Question

A cylindrical steel rod of length $0.10\, m$ and thermal conductivity $50 \,Wm ^{-1}\, K ^{-1}$ is welded end to end to copper rod of thermal conductivity $400\, Wm ^{-1} \,K ^{-1}$ and of the same area of cross-section but $0.20\, m$ long.

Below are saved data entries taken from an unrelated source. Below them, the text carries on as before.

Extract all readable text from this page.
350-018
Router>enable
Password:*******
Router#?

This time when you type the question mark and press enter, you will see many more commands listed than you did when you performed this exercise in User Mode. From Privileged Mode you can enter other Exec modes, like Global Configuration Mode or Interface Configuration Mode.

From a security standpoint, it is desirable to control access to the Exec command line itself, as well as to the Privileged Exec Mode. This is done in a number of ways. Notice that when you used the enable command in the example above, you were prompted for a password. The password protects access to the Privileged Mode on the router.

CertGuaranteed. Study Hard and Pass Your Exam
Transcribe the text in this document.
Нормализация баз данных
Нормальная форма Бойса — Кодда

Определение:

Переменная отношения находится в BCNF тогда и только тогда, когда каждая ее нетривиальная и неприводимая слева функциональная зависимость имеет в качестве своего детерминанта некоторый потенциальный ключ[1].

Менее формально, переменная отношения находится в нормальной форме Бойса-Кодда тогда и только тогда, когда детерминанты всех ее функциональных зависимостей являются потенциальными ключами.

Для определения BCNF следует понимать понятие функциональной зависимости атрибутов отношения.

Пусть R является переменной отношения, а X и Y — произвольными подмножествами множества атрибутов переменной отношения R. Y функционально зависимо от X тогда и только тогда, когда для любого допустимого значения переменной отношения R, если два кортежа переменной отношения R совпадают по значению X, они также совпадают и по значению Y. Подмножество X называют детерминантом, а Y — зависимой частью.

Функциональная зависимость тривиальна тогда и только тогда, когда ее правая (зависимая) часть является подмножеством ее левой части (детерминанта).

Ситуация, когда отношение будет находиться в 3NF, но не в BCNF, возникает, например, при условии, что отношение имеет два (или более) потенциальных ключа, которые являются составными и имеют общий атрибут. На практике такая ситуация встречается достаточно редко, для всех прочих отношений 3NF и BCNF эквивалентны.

The free end of the steel rod is maintained at $100^{\circ} C$ and that of the copper rod at $0^{\circ} C$. Assuming that the rods are perfectly insulated from the surrounding, the temperature at the junction of the two rods is

• A. $20^{\circ} C$
• B. $30^{\circ} C$
• C. $40^{\circ} C$
• D. $50^{\circ} C$

Answer 1

Answer: (A)

In steady state, rate of heat flow through both rods is equal.
So ,$\left(\frac{k A\left(T_{1}-T\right)}{l}\right)_{\text {steel }}=\left(\frac{k A\left(T-T_{2}\right)}{l}\right)_{\text {copper }}$

Substituting given values, we have
$\frac{50.A\left(100-T\right)}{0.1}=\frac{400.A\left(T-0\right)}{0.2}$
$\Rightarrow 100\left(100-T\right)=400\left(T\right)$
$\Rightarrow T=20^{\circ}C $